There is frustration within police teams such as the National Unity and the High Tech Crime Team over the recently created investigation organization Multidisciplinary Intervention Team, he writes NRC Friday. The specialists will turn to MIT, causing a loss of knowledge within the police.
In secret phone call to the newspaper, National Investigative Service chief Andy Cragg writes about the “looting” committed by MIT by removing “specialists and personnel” from the police.
The Massachusetts Institute of Technology was founded after the murder of attorney Dirk Weersum, then the attorney of the main witness in the Marengo trial, Nabil B. , In September 2019. The aim of the new investigative organization is to better combat the organized crime that undermines it.
The goal of MIT is to work alongside and complement existing police teams.
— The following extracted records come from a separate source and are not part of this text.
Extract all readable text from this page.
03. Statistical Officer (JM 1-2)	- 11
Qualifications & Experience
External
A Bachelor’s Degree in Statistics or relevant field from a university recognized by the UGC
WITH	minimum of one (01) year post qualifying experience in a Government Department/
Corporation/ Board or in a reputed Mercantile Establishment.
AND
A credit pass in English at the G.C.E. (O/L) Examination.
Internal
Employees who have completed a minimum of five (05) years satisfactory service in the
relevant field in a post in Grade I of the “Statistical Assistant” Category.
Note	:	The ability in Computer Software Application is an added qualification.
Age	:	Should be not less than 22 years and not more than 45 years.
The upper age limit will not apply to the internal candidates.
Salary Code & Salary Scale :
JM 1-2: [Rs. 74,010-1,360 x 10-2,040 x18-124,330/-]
However, according to Gert Ras, president of High Tech Crime, his team is currently “falling apart” because employees are switching to MIT because they can earn more there, he says in NRC.
“The successful battle against high-tech crime and subversive crime threatens to undermine itself,” says Ras.
“Interested professionals are already doing important work.”
When asked, a spokesperson for the national unity indicated the response of the police force in NRC. It states that MIT can play a welcome role in fighting crime, but specific qualities are required for this.
“Professionals who now work in the police and other organizations are interested in these positions while they are actually doing important work,” the National Police said in the newspaper. “This signal was known to the leadership of the police force and was the reason for its submission to the Massachusetts Institute of Technology.”